Innovation, employee efficiency, improved CX drive AI-cloud adoption – Back End News

The latest survey by the International Data Corp. (IDC) identified that one of the drivers for AI (artificial intelligence) is improved customer experience (CX). This is the response from more than 2,000 IT and line of business (LoB) decision-makers.

The survey said more than half of the companies survey believes that AI allows them to give a better customer experience. According to IDC, organizations are reporting an increase in their AI spending this year and that over a quarter of all AI initiatives are already in production and more than one third are in advanced development stages.

“Early adopters report an improvement of almost 25% in customer experience, accelerated rates of innovation, higher competitiveness, higher margins, and better employee experience with the rollout of AI solutions,” said Ritu Jyoti, program vice president, Artificial Intelligence Strategies. “Organizations worldwide are adopting AI in their business transformation journey, not just because they can but because they must, to be agile, resilient, innovative, and able to scale.”
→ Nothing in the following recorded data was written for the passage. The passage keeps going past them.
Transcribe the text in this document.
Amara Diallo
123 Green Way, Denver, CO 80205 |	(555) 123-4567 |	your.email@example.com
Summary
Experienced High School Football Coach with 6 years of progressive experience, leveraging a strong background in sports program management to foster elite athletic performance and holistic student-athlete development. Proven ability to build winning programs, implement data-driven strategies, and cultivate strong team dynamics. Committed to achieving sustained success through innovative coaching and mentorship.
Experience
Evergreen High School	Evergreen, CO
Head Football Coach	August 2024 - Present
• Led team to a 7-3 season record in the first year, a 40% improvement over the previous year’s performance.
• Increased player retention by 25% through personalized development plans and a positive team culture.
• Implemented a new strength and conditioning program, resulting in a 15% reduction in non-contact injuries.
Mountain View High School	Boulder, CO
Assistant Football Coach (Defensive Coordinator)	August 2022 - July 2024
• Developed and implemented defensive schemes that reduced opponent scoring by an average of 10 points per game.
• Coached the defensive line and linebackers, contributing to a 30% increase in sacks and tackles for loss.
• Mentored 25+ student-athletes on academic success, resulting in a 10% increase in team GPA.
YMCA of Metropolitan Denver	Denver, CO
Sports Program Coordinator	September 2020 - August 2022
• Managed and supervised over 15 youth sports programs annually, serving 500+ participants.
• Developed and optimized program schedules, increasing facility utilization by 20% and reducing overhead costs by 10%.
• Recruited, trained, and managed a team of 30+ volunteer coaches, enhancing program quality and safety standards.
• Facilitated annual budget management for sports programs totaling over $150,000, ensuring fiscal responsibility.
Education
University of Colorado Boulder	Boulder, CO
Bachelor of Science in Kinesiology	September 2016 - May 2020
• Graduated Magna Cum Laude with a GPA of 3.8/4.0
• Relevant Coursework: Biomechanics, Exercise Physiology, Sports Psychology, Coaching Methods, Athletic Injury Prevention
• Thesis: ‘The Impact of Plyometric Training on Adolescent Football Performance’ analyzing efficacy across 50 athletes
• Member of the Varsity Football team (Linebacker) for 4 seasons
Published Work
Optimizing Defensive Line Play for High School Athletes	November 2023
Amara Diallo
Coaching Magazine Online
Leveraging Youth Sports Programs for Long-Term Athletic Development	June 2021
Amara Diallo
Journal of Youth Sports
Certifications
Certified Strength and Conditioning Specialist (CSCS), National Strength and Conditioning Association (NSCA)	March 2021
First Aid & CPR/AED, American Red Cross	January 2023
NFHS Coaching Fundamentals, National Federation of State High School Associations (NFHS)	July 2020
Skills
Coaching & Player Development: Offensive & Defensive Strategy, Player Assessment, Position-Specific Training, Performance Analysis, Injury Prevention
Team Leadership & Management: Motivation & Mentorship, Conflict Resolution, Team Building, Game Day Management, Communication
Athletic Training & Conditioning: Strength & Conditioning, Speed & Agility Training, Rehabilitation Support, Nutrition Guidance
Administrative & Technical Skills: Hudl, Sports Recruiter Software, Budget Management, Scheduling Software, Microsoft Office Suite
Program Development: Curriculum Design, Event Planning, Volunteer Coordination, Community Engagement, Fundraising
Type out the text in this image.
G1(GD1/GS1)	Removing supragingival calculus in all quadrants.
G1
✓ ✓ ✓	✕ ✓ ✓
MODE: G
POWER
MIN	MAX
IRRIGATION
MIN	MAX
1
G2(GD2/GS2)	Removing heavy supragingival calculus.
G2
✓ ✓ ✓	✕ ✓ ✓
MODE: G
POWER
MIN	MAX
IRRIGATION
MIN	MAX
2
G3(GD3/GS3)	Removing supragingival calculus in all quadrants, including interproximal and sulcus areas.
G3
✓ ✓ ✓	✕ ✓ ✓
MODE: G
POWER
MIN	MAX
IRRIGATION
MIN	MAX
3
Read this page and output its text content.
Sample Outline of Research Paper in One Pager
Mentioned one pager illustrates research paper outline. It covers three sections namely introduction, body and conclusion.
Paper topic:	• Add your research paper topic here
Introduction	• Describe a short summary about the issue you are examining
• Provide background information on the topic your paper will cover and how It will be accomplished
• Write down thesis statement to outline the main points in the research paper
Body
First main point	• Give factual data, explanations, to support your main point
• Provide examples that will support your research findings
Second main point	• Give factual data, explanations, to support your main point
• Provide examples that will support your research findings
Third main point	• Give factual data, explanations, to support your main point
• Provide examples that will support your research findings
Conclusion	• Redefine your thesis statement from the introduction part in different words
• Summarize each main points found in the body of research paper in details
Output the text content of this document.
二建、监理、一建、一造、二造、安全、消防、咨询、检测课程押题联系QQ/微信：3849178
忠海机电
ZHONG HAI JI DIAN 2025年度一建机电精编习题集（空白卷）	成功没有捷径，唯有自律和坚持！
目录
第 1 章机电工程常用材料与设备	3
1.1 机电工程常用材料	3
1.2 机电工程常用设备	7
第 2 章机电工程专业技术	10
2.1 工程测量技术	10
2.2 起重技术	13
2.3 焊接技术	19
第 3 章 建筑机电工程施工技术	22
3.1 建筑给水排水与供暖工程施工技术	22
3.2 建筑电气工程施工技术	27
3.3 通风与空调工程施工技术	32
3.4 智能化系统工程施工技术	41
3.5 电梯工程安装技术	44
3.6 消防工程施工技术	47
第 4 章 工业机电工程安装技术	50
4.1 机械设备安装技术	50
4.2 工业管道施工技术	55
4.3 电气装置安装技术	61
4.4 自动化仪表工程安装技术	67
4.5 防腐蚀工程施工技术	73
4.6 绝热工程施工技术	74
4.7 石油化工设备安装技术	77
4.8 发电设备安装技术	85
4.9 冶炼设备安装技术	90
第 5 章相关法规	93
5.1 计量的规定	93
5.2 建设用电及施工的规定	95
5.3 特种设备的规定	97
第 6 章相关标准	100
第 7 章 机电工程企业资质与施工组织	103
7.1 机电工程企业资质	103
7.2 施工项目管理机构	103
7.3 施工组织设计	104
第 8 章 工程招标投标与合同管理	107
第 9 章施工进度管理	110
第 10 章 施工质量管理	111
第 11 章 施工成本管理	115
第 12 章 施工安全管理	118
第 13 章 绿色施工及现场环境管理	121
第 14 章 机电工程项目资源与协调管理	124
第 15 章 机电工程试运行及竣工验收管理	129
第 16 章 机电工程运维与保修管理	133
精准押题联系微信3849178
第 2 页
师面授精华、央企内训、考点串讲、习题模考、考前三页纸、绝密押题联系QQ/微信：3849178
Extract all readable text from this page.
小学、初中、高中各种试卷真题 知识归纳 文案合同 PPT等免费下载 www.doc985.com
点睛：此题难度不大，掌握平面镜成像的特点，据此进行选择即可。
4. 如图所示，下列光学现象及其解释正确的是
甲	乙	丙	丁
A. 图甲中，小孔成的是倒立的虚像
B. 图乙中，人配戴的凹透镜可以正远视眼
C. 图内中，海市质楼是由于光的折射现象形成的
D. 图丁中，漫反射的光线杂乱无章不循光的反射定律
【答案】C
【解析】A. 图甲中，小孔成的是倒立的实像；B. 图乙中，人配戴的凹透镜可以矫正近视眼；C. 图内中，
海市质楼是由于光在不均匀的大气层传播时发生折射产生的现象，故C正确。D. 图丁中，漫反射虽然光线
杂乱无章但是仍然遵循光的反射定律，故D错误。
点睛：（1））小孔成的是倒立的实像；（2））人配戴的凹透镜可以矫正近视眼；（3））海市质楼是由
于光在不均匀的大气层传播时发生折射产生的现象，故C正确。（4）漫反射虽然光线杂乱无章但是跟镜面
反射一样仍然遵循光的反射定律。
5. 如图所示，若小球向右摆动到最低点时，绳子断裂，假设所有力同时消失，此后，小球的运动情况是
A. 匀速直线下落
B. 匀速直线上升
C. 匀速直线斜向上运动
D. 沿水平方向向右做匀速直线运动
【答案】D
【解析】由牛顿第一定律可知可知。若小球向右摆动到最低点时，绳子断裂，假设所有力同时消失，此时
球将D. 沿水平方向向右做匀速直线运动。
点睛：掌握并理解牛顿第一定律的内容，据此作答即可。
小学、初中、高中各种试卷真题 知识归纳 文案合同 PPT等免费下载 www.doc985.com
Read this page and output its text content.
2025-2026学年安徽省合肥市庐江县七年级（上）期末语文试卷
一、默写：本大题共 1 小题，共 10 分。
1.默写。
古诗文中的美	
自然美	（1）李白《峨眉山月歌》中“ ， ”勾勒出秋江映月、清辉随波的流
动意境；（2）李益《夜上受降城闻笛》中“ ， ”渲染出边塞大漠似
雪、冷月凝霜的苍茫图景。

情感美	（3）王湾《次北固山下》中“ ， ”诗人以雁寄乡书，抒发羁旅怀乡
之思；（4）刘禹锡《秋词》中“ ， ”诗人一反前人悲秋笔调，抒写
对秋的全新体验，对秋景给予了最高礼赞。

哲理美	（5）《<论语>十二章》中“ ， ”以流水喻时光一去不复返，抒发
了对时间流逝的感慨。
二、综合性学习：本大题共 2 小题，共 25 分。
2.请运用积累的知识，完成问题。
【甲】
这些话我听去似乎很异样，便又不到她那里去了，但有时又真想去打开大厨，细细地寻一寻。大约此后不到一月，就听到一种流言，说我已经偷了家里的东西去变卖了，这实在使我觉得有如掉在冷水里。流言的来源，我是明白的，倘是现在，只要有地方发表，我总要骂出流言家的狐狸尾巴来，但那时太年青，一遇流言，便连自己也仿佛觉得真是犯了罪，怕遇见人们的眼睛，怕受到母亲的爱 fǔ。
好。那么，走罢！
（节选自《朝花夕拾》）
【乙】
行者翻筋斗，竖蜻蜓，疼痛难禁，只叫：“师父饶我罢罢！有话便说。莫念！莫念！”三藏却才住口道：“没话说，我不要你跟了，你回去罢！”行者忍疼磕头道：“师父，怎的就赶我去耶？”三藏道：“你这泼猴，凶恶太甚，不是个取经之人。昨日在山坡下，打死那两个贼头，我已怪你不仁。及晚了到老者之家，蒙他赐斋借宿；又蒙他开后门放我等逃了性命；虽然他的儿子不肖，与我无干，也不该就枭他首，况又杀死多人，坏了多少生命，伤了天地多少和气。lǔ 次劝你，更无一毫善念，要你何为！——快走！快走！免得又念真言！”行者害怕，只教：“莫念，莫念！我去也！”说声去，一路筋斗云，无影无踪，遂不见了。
IDC said companies have recognized the advantages of using AI in business operations. However, “there is some divergence in how companies deploy AI solutions.” Currently, AI is being utilized in IT automation, intelligent task or process automation, automated threat analysis and investigation, supply and logistics, automated customer service agents, and automated human resources.

The survey also found that larger companies (5000+ employees) use AI for automated customer agents and automated human resources while smaller and medium-sized companies saw the use of AI for IT automation.

Because of all these benefits, spending on AI increased, as found in the survey. Organizations said they spend around one-third of their AI lifecycle time on data integration and data preparation against actual data science effort, which, according to IDC, is a big inhibitor to scaling AI adoption.

It is interesting to note that based on IDC’s survey, “large enterprises still struggle to apply deep learning and other machine learning technologies successfully.”

But adopting AI is not the end of it. To fully maximize its use, companies have to learn and “embrace” Machine Learning Operations (MLOps), the compound of machine learning, development, and operations.

The research firm also said trustworthy AI is fast becoming a business imperative. Fairness, explainability, robustness, data lineage, and transparency, including disclosures, are critical requirements that need to be addressed now. Around 28% of the AI/ML initiatives have failed. Lack of staff with the necessary expertise, lack of production-ready data, and lack of integrated development environment are reported as primary reasons for failure.

“An AI-ready data architecture, MLOps, and trustworthy AI are critical for realizing AI and Machine Learning at scale,” said Jyoti.